Carbon monoxide-bound hemoglobin vesicles ameliorate multiorgan injuries induced by severe acute pancreatitis in mice by their anti-inflammatory and antioxidant properties

Abstract

Carbon monoxide (CO) has attracted attention as a possible therapeutic agent for affecting anti-inflammatory and antioxidant activities. Previously, CO-bound hemoglobin vesicle (CO-HbV) was developed as a nanotechnology-based CO donor, and its safety profile and therapeutic potential as a clinically applicable carrier of CO were examined in vitro and in vivo. In the present study, the therapeutic efficacy of CO-HbV against severe acute pancreatitis was examined with secondary distal organ-injured model mice that were fed with a choline-deficient ethionine-supplemented diet. A CO-HbV treatment significantly reduced the mortality of the acute pancreatitis model mice compared to saline and HbV. Biochemical and histological evaluations clearly showed that CO-HbV suppressed acute pancreatitis by inhibiting the production of systemic proinflammatory cytokines, neutrophil infiltration, and oxidative injuries in pancreatic tissue.

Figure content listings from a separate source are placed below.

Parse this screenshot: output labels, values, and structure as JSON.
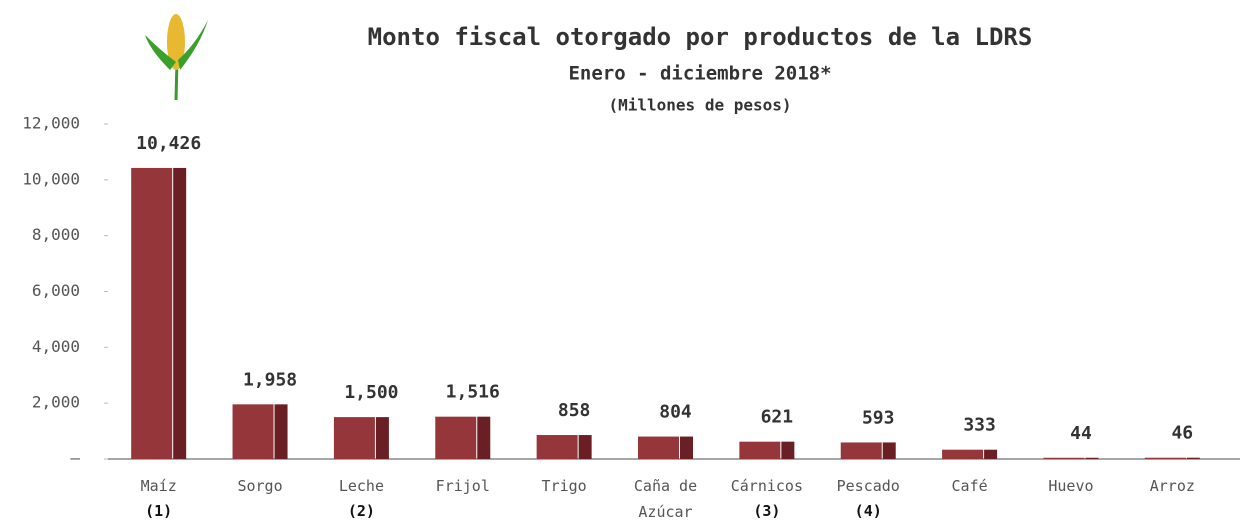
{
  "chart_data": {
    "type": "bar",
    "title": "Monto fiscal otorgado por productos de la LDRS",
    "subtitle": "Enero - diciembre 2018*",
    "unit_label": "(Millones de pesos)",
    "categories": [
      "Maíz",
      "Sorgo",
      "Leche",
      "Frijol",
      "Trigo",
      "Caña de Azúcar",
      "Cárnicos",
      "Pescado",
      "Café",
      "Huevo",
      "Arroz"
    ],
    "notes": [
      "(1)",
      null,
      "(2)",
      null,
      null,
      null,
      "(3)",
      "(4)",
      null,
      null,
      null
    ],
    "values": [
      10426,
      1958,
      1500,
      1516,
      858,
      804,
      621,
      593,
      333,
      44,
      46
    ],
    "value_labels": [
      "10,426",
      "1,958",
      "1,500",
      "1,516",
      "858",
      "804",
      "621",
      "593",
      "333",
      "44",
      "46"
    ],
    "color": "#94363a",
    "ylim": [
      0,
      12000
    ],
    "yticks": [
      {
        "value": 0,
        "label": "–"
      },
      {
        "value": 2000,
        "label": "2,000"
      },
      {
        "value": 4000,
        "label": "4,000"
      },
      {
        "value": 6000,
        "label": "6,000"
      },
      {
        "value": 8000,
        "label": "8,000"
      },
      {
        "value": 10000,
        "label": "10,000"
      },
      {
        "value": 12000,
        "label": "12,000"
      }
    ],
    "grid": false
  }
}
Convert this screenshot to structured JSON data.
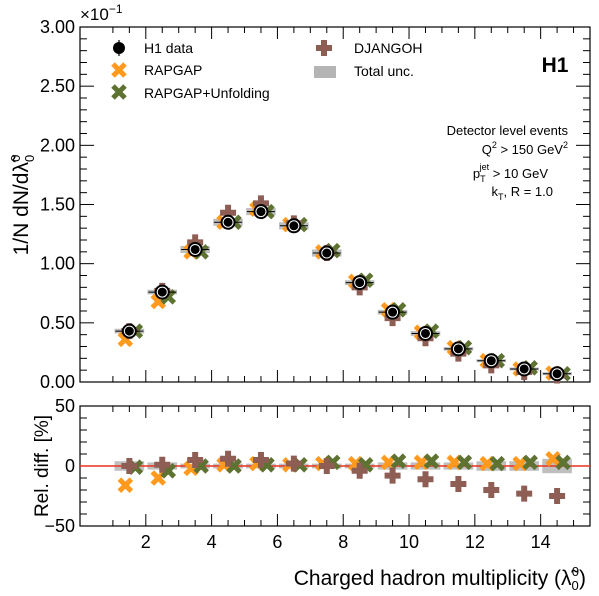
{
  "chart_data": [
    {
      "type": "scatter",
      "panel": "main",
      "ylabel_main": "1/N dN/d",
      "ylabel_symbol": "λ̃",
      "ylabel_sub": "0",
      "ylabel_sup": "0",
      "scale_label": "×10",
      "scale_exp": "−1",
      "ylim": [
        0,
        3.0
      ],
      "xlim": [
        0,
        15.5
      ],
      "yticks": [
        "0.00",
        "0.50",
        "1.00",
        "1.50",
        "2.00",
        "2.50",
        "3.00"
      ],
      "ytick_values": [
        0,
        0.5,
        1.0,
        1.5,
        2.0,
        2.5,
        3.0
      ],
      "experiment_label": "H1",
      "annotations": {
        "line1": "Detector level events",
        "line2_main": "Q",
        "line2_sup": "2",
        "line2_rest": " > 150 GeV",
        "line2_sup2": "2",
        "line3_main": "p",
        "line3_sub": "T",
        "line3_sup": "jet",
        "line3_rest": " > 10 GeV",
        "line4_main": "k",
        "line4_sub": "T",
        "line4_rest": ", R = 1.0"
      },
      "x": [
        1.5,
        2.5,
        3.5,
        4.5,
        5.5,
        6.5,
        7.5,
        8.5,
        9.5,
        10.5,
        11.5,
        12.5,
        13.5,
        14.5
      ],
      "series": [
        {
          "name": "H1 data",
          "color": "#000000",
          "marker": "circle",
          "values": [
            0.43,
            0.76,
            1.12,
            1.35,
            1.44,
            1.32,
            1.09,
            0.84,
            0.59,
            0.41,
            0.28,
            0.18,
            0.11,
            0.07
          ]
        },
        {
          "name": "RAPGAP",
          "color": "#ff9a1f",
          "marker": "x",
          "values": [
            0.36,
            0.68,
            1.1,
            1.35,
            1.46,
            1.33,
            1.1,
            0.85,
            0.61,
            0.42,
            0.29,
            0.18,
            0.11,
            0.075
          ]
        },
        {
          "name": "RAPGAP+Unfolding",
          "color": "#5e7232",
          "marker": "x",
          "values": [
            0.43,
            0.72,
            1.1,
            1.35,
            1.44,
            1.33,
            1.11,
            0.86,
            0.61,
            0.43,
            0.29,
            0.18,
            0.12,
            0.07
          ]
        },
        {
          "name": "DJANGOH",
          "color": "#8e5e55",
          "marker": "plus",
          "values": [
            0.43,
            0.77,
            1.18,
            1.43,
            1.51,
            1.34,
            1.09,
            0.8,
            0.54,
            0.37,
            0.24,
            0.14,
            0.085,
            0.055
          ]
        }
      ],
      "uncertainty": {
        "name": "Total unc.",
        "color": "#b4b4b4",
        "values": [
          0.02,
          0.02,
          0.03,
          0.03,
          0.03,
          0.03,
          0.03,
          0.02,
          0.02,
          0.02,
          0.015,
          0.01,
          0.01,
          0.008
        ]
      }
    },
    {
      "type": "scatter",
      "panel": "ratio",
      "ylabel": "Rel. diff. [%]",
      "xlabel_main": "Charged hadron multiplicity (",
      "xlabel_symbol": "λ̃",
      "xlabel_sub": "0",
      "xlabel_sup": "0",
      "xlabel_end": ")",
      "ylim": [
        -50,
        50
      ],
      "xlim": [
        0,
        15.5
      ],
      "yticks": [
        "50",
        "0",
        "−50"
      ],
      "ytick_values": [
        50,
        0,
        -50
      ],
      "xticks": [
        "2",
        "4",
        "6",
        "8",
        "10",
        "12",
        "14"
      ],
      "xtick_values": [
        2,
        4,
        6,
        8,
        10,
        12,
        14
      ],
      "reference_line": {
        "value": 0,
        "color": "#e8321e"
      },
      "x": [
        1.5,
        2.5,
        3.5,
        4.5,
        5.5,
        6.5,
        7.5,
        8.5,
        9.5,
        10.5,
        11.5,
        12.5,
        13.5,
        14.5
      ],
      "series": [
        {
          "name": "RAPGAP",
          "color": "#ff9a1f",
          "marker": "x",
          "values": [
            -16,
            -10,
            -2,
            1,
            2,
            1,
            2,
            2,
            3,
            3,
            3,
            2,
            2,
            6
          ]
        },
        {
          "name": "RAPGAP+Unfolding",
          "color": "#5e7232",
          "marker": "x",
          "values": [
            -1,
            -4,
            0,
            0,
            1,
            1,
            3,
            1,
            4,
            4,
            3,
            2,
            3,
            3
          ]
        },
        {
          "name": "DJANGOH",
          "color": "#8e5e55",
          "marker": "plus",
          "values": [
            0,
            1,
            5,
            6,
            5,
            2,
            0,
            -4,
            -8,
            -11,
            -15,
            -20,
            -23,
            -25
          ]
        }
      ],
      "uncertainty": {
        "name": "Total unc.",
        "color": "#b4b4b4",
        "values": [
          4,
          3,
          2,
          2,
          2,
          2,
          2,
          2,
          3,
          3,
          3,
          4,
          4,
          6
        ]
      }
    }
  ]
}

Interestingly, CO-HbV also diminished the subsequent damage to distal organs including liver, kidneys, and lungs. This could be due to the suppression of neutrophil infiltration into tissues and the subsequently enhanced oxidative injuries. In contrast, O₂-bound HbV, the inactive form of CO-HbV, was ineffective against both pancreatitis and distal organ injuries, confirming that CO was directly responsible for the protective effects of CO-HbV in acute pancreatitis. These findings suggest that CO-HbV has anti-inflammatory and antioxidant characteristics of CO and consequently exerts a superior protective effect against acute pancreatitis-induced multiorgan damage.

Keywords:

• acute pancreatitis
• carbon monoxide
• CDE diet
• liposome
• oxidative stress
• inflammation

Acknowledgments

This work was supported, in part, by Health Sciences Research Grants from the Ministry of Health, Labour and Welfare of Japan (H24-SOUYAKUSOUGOU-IPPAN-009), by a Grant-in-Aid for Young Scientist (B) from the Japan Society for the Promotion of Science (JSPS; KAKENHI 26860121), and by JSPS KAKENHI Grant Number JP15J009957.

Disclosure

Hiromi Sakai holds patents related to the production and utilization of Hb vesicles. The other authors report no conflicts of interest in this work.